Carrera smiled. "Oh, yes, you can. It will cost you a third of your gold reserves and that's the form I want it in. For that, you don't need congressional approval. The President owns it."
Rivers went from half shocked to fully so. Gold was . . . special. To give away a
third
of it . . . ?
Sure, that asshole, Malcolm, mentioned gold, but I don't think he was serious.
"For that you get a small corps with the equivalent of twenty-six FSA combat battalions, with adequate combat support, service support and aviation, for a year," Carrera continued, "of which I guarantee two hundred and fifty days' of active campaigning. After that, if things work out, I can cut back both the scale and the intensity to the point that you won't have to pay all that much more than what it cost to keep a full legion in Sumer. Tell that orange-faced, windsurfing gigolo, Malcolm, that he can take it or pound sand. It makes no difference to me. Tell him I'll also have a list of various war materials the FSC
will
let me buy and intelligence and support they
will
provide or it's no deal.
"In addition, there is the matter of support to my naval forces . . . "
"Where the hell does this arrogant son of a bitch think he comes from?" asked Malcolm in a fine rhetorical rage. "Who the fuck does he think he is? Doesn't he know who the fuck I
am
?"
He thinks he's the only one who can save your bacon and the only one who both can and will provide troops willing to fight. He thinks that he has you over a barrel,
thought Rivers, back in the SecWar's office.
And he's right, too.
Rivers felt guilty—he
really
did—at the Progressive SecWar's discomfiture. He should be, he knew, more apolitical, even totally apolitical.
Oh, well, tough shit; I despise the Progressives and I do enjoy watching the SecWar impotently rage
.
In a repeat of Carrera's performance back on the Isla Real, Rivers took a sheet from a folder and passed it over. "This is what it will cost if we don't hire him now. And this," he continued, passing over another sheet, "is how much it will go up in two months. He didn't say so, Mr. Secretary, but I think that if the situation gets worse any faster than he has anticipated, these prices will go up even more."
In the military of most of the world, Class One supply—the most absolutely important class of supply—was food. And it was beginning to run short.
Marciano and his aide, Del Collea, stood outside the command bunker watching a heavy lift Taurcopter Civet stagger in under max load. This was no mean accomplishment with food, the chopper's main cargo, as food tended to cube out a carrier—to fill up its interior space—long before weighting it out. In this case, the Civet had another load slung underneath. Moreover, though it was not normal procedure, the Civet also carried a ton and a half of fuel.
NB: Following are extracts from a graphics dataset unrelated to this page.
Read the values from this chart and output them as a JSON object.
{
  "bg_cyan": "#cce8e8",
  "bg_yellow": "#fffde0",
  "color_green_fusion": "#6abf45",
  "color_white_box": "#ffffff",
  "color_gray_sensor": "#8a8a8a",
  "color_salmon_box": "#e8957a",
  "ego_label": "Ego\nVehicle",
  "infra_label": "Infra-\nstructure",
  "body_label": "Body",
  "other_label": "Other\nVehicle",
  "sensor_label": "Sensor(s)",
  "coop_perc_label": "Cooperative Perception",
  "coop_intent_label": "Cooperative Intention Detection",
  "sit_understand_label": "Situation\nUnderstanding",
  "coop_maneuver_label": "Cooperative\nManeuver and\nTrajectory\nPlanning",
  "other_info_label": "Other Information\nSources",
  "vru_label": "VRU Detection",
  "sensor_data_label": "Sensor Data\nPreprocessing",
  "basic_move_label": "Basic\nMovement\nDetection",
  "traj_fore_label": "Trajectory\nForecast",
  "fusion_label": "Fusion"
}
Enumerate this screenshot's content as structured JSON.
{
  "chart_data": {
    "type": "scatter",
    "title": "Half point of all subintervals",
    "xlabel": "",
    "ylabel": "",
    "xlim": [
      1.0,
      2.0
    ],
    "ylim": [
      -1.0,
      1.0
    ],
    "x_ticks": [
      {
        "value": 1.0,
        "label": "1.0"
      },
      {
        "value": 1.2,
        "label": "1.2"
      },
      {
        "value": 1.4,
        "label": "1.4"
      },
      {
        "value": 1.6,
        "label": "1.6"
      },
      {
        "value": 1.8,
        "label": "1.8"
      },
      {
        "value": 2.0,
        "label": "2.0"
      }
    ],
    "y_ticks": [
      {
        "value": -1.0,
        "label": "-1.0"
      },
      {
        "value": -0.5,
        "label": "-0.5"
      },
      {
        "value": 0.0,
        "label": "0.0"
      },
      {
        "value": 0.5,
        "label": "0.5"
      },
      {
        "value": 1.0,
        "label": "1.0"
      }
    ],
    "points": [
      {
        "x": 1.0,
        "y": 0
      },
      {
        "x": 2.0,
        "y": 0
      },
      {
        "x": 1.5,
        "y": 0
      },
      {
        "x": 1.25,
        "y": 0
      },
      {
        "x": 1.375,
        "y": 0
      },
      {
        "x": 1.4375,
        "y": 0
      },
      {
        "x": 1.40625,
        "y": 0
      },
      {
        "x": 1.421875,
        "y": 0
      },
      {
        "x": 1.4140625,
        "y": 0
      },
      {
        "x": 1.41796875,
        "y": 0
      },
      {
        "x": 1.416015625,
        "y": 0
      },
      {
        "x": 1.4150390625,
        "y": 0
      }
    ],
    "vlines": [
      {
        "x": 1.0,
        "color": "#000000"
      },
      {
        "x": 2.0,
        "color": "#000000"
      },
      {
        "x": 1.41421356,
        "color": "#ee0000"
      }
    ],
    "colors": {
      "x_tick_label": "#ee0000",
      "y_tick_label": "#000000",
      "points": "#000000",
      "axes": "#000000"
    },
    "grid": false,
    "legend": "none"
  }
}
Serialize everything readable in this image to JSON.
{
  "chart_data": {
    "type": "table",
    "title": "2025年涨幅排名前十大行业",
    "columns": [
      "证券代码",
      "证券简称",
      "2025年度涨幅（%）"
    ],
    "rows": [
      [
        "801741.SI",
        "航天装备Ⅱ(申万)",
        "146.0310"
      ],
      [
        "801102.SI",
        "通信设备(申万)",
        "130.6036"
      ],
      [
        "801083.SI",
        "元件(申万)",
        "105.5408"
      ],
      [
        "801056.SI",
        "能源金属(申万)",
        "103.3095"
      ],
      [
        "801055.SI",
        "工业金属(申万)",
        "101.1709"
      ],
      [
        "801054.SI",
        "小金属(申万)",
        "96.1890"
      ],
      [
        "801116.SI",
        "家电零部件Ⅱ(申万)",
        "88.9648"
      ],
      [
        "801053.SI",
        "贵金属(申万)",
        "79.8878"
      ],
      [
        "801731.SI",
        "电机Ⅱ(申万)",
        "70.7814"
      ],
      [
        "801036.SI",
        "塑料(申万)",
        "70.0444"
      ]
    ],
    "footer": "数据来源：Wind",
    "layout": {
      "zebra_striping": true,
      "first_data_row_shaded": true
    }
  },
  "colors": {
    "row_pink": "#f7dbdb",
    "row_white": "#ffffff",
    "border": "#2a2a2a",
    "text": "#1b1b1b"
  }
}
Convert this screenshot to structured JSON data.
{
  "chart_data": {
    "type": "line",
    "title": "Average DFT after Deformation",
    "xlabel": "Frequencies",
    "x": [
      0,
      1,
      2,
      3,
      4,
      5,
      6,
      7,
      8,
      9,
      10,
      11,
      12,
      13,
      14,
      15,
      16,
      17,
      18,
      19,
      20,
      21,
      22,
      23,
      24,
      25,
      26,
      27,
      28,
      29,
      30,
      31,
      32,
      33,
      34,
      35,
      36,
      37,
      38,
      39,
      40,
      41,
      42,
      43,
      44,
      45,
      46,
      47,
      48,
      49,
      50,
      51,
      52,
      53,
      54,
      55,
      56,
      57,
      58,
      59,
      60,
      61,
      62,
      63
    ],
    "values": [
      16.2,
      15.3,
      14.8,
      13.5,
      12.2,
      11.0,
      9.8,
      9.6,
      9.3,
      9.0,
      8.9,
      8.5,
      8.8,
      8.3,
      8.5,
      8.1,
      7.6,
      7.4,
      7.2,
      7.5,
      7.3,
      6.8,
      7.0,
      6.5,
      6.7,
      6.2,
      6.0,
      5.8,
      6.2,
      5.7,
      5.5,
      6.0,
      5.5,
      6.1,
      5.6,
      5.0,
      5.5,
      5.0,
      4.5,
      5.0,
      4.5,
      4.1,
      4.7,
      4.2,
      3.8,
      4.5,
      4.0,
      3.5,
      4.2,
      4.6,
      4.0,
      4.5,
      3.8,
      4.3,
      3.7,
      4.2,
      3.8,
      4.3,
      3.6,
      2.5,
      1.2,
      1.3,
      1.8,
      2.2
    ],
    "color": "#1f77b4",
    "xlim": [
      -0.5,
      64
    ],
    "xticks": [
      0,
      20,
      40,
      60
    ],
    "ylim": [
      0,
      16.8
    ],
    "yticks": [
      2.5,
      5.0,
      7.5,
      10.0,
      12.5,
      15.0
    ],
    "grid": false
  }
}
Jets circled overhead. This was a futile attempt at intimidation of the guerillas who had Marciano's Tuscan Ligurini Brigade besieged. The pilots of the jet were under strict orders not to bomb lest civilians be hurt. Deep down, Marciano was beginning to wonder if the political masters in the Tauran Union to which his own country's politicians kowtowed weren't really more concerned that the Tauran forces not harm any of the guerillas. Certainly, the effect of not aggressively engaging the guerillas had been civilian deaths an order of magnitude greater than his forces would have inflicted if they'd gone hog-wild.